Ab und an geraten Werkzeuge in den Blick, die auf drastische Foltermethoden schließen lassen. Torture-Porn-Ambitionen in „Hostel“-Manier hegt Shainberg allerdings nicht. Viel wichtiger ist dem Regisseur und Drehbuchmitverfasser (Koautor: Brian Nelson) die Etablierung einer beklemmend-mysteriösen Atmosphäre. Fallen die Anfangsszenen noch recht natürlich aus, entwickelt der Film spätestens mit Renees Ankunft im Fabrikkomplex surreale Qualitäten. Künstliches rotes, blaues und lilafarbenes Licht lässt das unübersichtliche, aus vielen Gängen und Zellen bestehende Gebäude unwirklich erscheinen. Passend dazu verhalten sich die Kidnapper – zu denen Kerry Bishé und Charakterkopf Peter Stormare hinzustoßen – überaus merkwürdig. Ihre leicht entrückte Art zu sprechen offenbart ein zunächst nicht fassbares Sendungsbewusstsein. Und auf dem Programm der Entführten stehen ausführliche Befragungen, die einem wissenschaftlich-medizinischen Interesse dienen.

Was genau im Inneren der Anlage vor sich geht, findet Renee nur langsam heraus. Unter anderem, indem sie mit einem Mitgefangenen über das Lüftungsgitter kommuniziert. Die Kamera klebt fast ausschließlich an der Protagonistin, gewährt uns also keinen größeren Überblick, sodass man sich zwangsläufig mit ihr und ihrem Leiden identifiziert. Renees Ausbruchsversuche sind vorhersehbar, lassen den Betrachter aber vor allem deshalb mitgehen, weil Hauptdarstellerin Noomi Rapace als wehrhafte Überlebenskämpferin glaubwürdig agiert.
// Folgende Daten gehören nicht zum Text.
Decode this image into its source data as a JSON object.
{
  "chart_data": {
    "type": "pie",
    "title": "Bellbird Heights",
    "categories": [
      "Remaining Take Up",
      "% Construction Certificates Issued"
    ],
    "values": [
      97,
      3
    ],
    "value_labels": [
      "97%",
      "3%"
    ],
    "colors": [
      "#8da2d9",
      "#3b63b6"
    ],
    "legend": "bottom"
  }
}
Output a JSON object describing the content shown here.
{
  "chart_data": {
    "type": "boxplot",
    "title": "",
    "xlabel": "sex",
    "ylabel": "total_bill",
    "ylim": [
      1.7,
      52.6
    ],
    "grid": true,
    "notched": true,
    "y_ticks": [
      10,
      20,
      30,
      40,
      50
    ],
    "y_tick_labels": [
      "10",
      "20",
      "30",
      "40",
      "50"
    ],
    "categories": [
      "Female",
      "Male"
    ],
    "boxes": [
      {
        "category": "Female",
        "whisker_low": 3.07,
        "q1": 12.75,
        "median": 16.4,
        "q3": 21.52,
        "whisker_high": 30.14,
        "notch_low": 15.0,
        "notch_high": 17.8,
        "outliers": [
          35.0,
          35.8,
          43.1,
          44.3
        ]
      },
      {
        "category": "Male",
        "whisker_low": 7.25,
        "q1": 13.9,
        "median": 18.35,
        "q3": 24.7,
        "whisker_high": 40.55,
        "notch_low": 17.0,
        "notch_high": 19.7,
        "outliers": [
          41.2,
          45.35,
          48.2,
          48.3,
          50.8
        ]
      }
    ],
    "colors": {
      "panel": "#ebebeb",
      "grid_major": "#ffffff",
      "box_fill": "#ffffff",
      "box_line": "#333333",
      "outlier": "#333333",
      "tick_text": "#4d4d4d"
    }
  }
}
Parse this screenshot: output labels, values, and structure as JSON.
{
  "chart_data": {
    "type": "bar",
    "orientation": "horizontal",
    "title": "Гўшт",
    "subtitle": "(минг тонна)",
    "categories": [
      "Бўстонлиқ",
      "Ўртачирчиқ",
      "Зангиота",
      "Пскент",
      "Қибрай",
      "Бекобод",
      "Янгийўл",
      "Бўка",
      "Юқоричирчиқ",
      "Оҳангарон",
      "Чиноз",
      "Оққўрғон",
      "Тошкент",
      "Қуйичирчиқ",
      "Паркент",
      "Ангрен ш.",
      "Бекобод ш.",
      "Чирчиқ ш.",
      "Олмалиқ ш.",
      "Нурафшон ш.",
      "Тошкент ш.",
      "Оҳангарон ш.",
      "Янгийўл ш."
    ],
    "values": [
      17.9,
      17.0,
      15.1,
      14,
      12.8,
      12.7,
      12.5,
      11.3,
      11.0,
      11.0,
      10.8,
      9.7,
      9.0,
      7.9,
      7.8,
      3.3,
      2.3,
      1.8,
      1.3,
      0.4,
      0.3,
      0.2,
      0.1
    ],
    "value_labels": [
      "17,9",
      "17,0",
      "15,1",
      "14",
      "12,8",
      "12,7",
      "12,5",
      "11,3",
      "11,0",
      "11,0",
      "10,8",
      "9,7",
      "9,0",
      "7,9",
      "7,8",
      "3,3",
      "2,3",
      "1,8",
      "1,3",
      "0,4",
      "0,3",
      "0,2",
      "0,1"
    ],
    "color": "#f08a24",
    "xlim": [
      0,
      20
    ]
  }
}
Panik und Unsicherheit spielt die durch Stig Larsons „Millenium“-Trilogie bekannt gewordene Schwedin ebenso überzeugend wie wilde Entschlossenheit, mit der Renee im Gegensatz zu anderen Verschleppten Fluchtmöglichkeiten erforscht.

Je weiter die Handlung voranschreitet, umso weniger ist zu übersehen, dass das Drehbuch etwas auf der Stelle tritt. Bestimme Spannungsszenarien wiederholen sich in leicht abgewandelter Form. Und die Macher scheinen die Raffinesse ihrer Geschichte ein bisschen zu überschätzen. Die Auflösung der Entführungshintergründe sorgt für Unwohlsein, ist, gemessen an der vorher betriebenen Geheimniskrämerei, aber nicht originell genug. Was den Zuschauer nachhaltig erschüttern soll, wirkt letztlich nur bedingt verstörend. Wohl auch, weil sich die Kidnapper am Ende zu sehr in bedeutungsschwangerem Geschwätz verlieren. Wer nicht gerade panische Angst vor Spinnen hat, wird diesen ordentlichen, allerdings spürbar ausbaufähigen Horrorthriller ohne allzu heftige Furchtattacken überstehen.